It’s what a small business might have paid for an onprem web server a couple of decades ago before clouds caught on. I figure if a legal or medical practice saw value in LLMs it wouldn’t be a big deal to shove 50k into a closet
You would still have to do some pretty outstanding volume before that makes sense over choosing the "Enterprise" plan from OpenAI or Anthropic if data retention is the motivation.
Assuming, of course, that your legal team signs off on their assurance not to train on or store your data with said Enterprise plans.
But why? Spending several thousand dollars to run sub-par models when the break-even point could still be years away seems bizarre for any real usecase where your goal is productivity over novelty. Anyone who has used Codex or Opus can attest that the difference between those and a locally available model like Qwen or Codestral is night and day.
To be clear, I totally get the idea of running local LLMs for toy reasons. But in a business context the sell on a stack of Mac Pros seems misguided at best.
I ran the qwen 3.5 35b a3b q4 model locally on a ryzen server with 64k context window and 5-8 tokens a second.
It is the first local model I've tried which could reason properly. Similar to Gemini 2.5 or sonnet 3.5. I gave it some tools to call , asked claude to order it around, (download quotes, print charts, set up a gnome extension) even claude was sort of impressed that it could get the job done.
Point is, it is really close. It isn't opus 4.5 yet, but very promising given the size. Local is definitely getting there and even without GPUs.
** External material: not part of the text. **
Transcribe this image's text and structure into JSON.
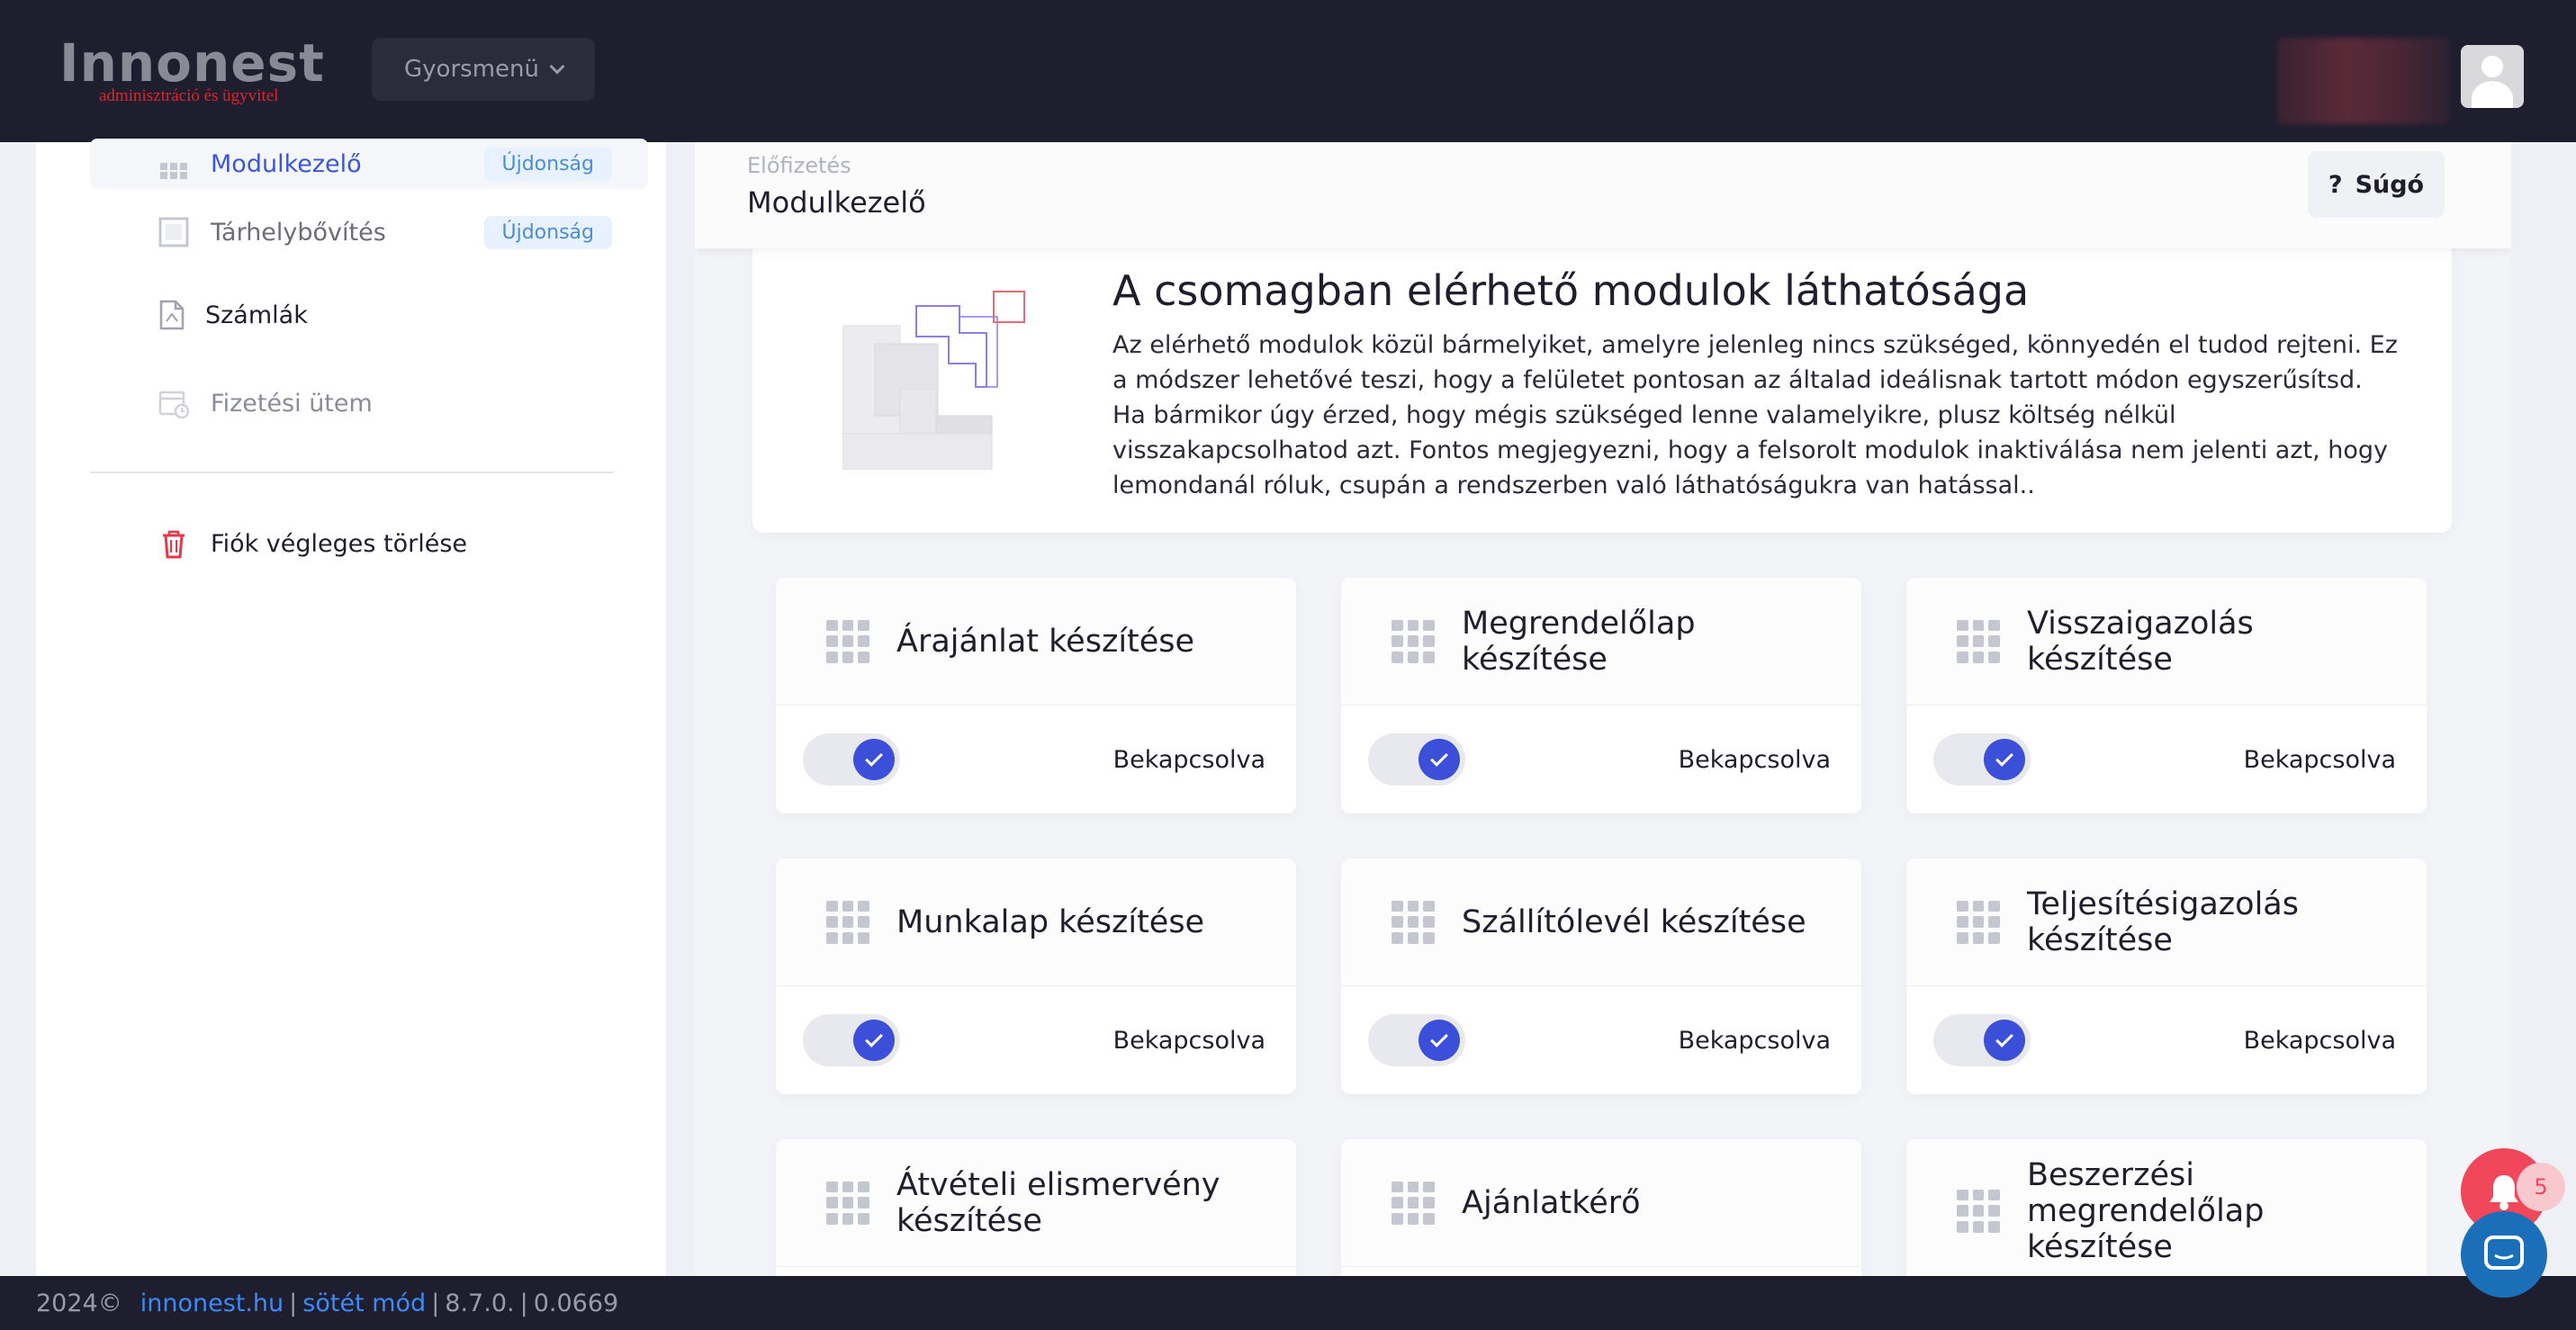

But you're right, I see no reason to spend right now.
Getting Opus to call something local sounds interesting, since that's more or less what it's doing with Sonnet anyway if you're using Claude Code. How are you getting it to call out to local models? Skills? Or paying the API costs and using Pi?
I just start llama.cpp serve with the gguf which creates an openai compatible endpoint.
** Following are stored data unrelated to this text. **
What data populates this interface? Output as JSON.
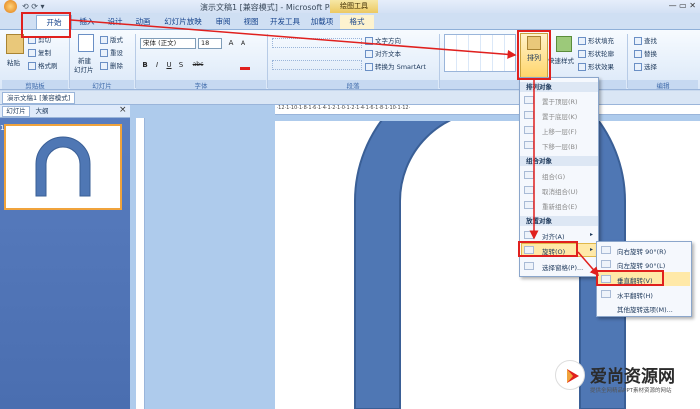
{
  "window": {
    "title": "演示文稿1 [兼容模式] - Microsoft PowerPoint",
    "contextual_tab": "绘图工具",
    "controls": "— ▭ ✕"
  },
  "tabs": [
    "开始",
    "插入",
    "设计",
    "动画",
    "幻灯片放映",
    "审阅",
    "视图",
    "开发工具",
    "加载项",
    "格式"
  ],
  "ribbon": {
    "clipboard": {
      "paste": "粘贴",
      "cut": "剪切",
      "copy": "复制",
      "format_painter": "格式刷",
      "label": "剪贴板"
    },
    "slides": {
      "new_slide_1": "新建",
      "new_slide_2": "幻灯片",
      "layout": "版式",
      "reset": "重设",
      "delete": "删除",
      "label": "幻灯片"
    },
    "font": {
      "name": "宋体 (正文)",
      "size": "18",
      "label": "字体",
      "grow": "A",
      "shrink": "A",
      "bold": "B",
      "italic": "I",
      "underline": "U",
      "shadow": "S",
      "strike": "abc"
    },
    "paragraph": {
      "text_direction": "文字方向",
      "align_text": "对齐文本",
      "smartart": "转换为 SmartArt",
      "label": "段落"
    },
    "drawing": {
      "arrange": "排列",
      "quick_styles": "快速样式",
      "shape_fill": "形状填充",
      "shape_outline": "形状轮廓",
      "shape_effects": "形状效果",
      "label": "绘图"
    },
    "editing": {
      "find": "查找",
      "replace": "替换",
      "select": "选择",
      "label": "编辑"
    }
  },
  "doc_tab": "演示文稿1 [兼容模式]",
  "left_pane": {
    "tab_slides": "幻灯片",
    "tab_outline": "大纲",
    "close": "×",
    "thumb_number": "1"
  },
  "arrange_menu": {
    "head_order": "排列对象",
    "bring_to_front": "置于顶层(R)",
    "send_to_back": "置于底层(K)",
    "bring_forward": "上移一层(F)",
    "send_backward": "下移一层(B)",
    "head_group": "组合对象",
    "group": "组合(G)",
    "ungroup": "取消组合(U)",
    "regroup": "重新组合(E)",
    "head_position": "放置对象",
    "align": "对齐(A)",
    "rotate": "旋转(O)",
    "selection_pane": "选择窗格(P)..."
  },
  "rotate_menu": {
    "right90": "向右旋转 90°(R)",
    "left90": "向左旋转 90°(L)",
    "flip_vertical": "垂直翻转(V)",
    "flip_horizontal": "水平翻转(H)",
    "more": "其他旋转选项(M)..."
  },
  "watermark": {
    "name": "爱尚资源网",
    "tagline": "提供全网精品PPT素材资源的网站"
  },
  "colors": {
    "shape": "#4f77b4",
    "shape_stroke": "#3a5f96",
    "highlight": "#e0201e",
    "accent": "#f0a33c"
  }
}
The session so far is stored in a file like /tmp/s.json messages array. Claude reads that file, appends its response/query, sends it to the API and reads the response.
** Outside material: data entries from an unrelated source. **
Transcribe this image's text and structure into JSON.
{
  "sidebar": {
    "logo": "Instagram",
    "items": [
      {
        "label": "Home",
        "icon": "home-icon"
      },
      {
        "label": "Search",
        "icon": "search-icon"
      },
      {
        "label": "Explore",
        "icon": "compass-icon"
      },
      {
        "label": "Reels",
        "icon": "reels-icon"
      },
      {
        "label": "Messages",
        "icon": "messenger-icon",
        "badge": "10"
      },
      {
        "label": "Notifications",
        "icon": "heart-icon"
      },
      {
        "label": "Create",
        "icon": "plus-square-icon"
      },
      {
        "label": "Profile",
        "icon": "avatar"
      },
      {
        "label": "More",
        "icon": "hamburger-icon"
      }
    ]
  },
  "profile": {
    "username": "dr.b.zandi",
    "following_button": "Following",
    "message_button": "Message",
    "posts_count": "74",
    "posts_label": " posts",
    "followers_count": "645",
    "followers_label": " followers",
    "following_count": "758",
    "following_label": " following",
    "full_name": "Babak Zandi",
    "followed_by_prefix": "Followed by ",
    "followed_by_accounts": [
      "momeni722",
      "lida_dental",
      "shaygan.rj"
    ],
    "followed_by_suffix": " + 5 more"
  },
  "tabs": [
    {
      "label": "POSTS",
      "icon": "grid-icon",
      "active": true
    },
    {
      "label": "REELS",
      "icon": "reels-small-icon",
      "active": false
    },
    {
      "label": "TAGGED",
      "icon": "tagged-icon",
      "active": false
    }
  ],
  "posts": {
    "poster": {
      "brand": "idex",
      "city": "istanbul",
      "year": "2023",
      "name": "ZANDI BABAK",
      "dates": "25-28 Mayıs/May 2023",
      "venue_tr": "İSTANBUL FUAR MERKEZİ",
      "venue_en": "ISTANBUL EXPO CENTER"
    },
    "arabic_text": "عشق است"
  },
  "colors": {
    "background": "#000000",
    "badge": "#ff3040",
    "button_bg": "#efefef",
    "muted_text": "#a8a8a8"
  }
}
I simply wrapped this process in a python script and added tool calling as well. Tools run on the client side. If you have Claude, just paste this in :-)
Assuming you ran the gamut up from what you could fit on 32 or 64GB previously, how noticeable is the difference between models you can run on that vs. the 512GB you have now?
I've been working my way up from a 3090 system and I've been surprised by how underwhelming even the finetunes are for complex coding tasks, once you've worked with Opus. Does it get better? As in, noticeably and not just "hallucinates a few minutes later than usual"?
For the same price in API calls, you could fund AI driven development across a small team for quite a long while.
Whether that remains the case once those models are no longer subsidized, TBD. But as of today the comparison isn't even close.